Why can’t Vancouver just be itself for once? April 28, 2007


Are movies shot in Vancouver because they are set in Seattle? Or are they set in Seattle because they are shot in Vancouver?

Lots of movies are filmed here, but a lot of them — like Night at the Museum, which takes place in a New York museum and was shot mostly on a soundstage, and Pathfinder, which takes place over a thousand years ago — are set in other times and places, so there’s no point in expecting Vancouver to reveal itself in those films.

But sometimes a movie makes extensive use of the cityscapes and scenery here, and on many of those occasions, we are asked to believe that the story is actually taking place in Seattle.

Now, sure, Seattle is only three hours’ drive from Vancouver, give or take, depending on the border traffic; and sure, because both cities are in the Pacific Northwest (as people south of the border call this region), they do have a very similar look and feel.

And sometimes, for story reasons, it is important that a film be set on the American side of the border. Case in point: The Last Mimzy, in which American national-security issues are a key part of the plot. As I mentioned in my review of that film, it is a little absurd how the buildings — filmed in Vancouver, but made to look like Seattle — “all have names like Seattle Elementary School and Seattle Research Facility, as though a city the size of Seattle would have room for only one each of these things.” But I can certainly understand the need to set that story in a particular place.

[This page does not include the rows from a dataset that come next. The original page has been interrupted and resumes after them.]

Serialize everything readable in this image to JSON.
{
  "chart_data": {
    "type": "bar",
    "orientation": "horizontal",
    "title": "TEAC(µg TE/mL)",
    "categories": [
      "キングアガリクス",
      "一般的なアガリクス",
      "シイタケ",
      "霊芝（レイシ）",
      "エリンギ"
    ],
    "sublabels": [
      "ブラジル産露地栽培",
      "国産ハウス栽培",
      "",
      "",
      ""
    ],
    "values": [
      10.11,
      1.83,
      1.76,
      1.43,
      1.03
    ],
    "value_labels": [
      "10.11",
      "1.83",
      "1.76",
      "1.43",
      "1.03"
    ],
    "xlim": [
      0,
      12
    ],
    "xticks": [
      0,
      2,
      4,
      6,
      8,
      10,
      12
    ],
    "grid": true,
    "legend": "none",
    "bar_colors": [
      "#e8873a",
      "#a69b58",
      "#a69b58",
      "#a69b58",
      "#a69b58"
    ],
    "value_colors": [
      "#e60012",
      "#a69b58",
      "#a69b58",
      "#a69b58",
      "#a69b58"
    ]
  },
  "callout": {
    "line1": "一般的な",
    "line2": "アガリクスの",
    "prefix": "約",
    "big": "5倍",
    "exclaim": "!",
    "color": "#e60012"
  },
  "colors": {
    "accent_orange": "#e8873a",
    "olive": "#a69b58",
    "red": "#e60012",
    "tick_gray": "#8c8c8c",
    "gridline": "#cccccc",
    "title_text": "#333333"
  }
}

But then you get a film like The Invisible, which opened yesterday. It’s a remake of a Swedish movie about a high school student who is left for dead, and whose spirit begins tracking the murderers. I have never seen the original film, but to judge from the remake, this story could take place anywhere. So why not just say it happens in Vancouver, the city where it happened to be shot?

The question comes to mind with regard to this film in particular because it has several shots of the Vancouver skyline and cutaway shots of local things like the SkyTrain, and much of the film takes place at Burnaby Mountain Secondary School, which doesn’t even bother to hide its name on the “Graduation 2006” banners. (Yeah, the film was shot in late 2005 and was presumably intended for release the following summer… but instead it was dumped into theatres on a slow weekend in spring 2007, without any preview screenings. Now what does that tell you?) I don’t think we ever see the Space Needle, but we do see the Harbour Centre a few times. And yet the cars all have Washington license plates, and the cops pass out business cards with Washington addresses and so on.

Was that always in the script? Or did they decide on those details after they decided to make the movie here? If the latter, then why not just decide to set the movie in the city where it was shot?

Would it really have impacted the film’s box-office chances if the story had been set in Vancouver? If stories like these can be set in Anywhere, U.S.A., then why not just Anywhere, period?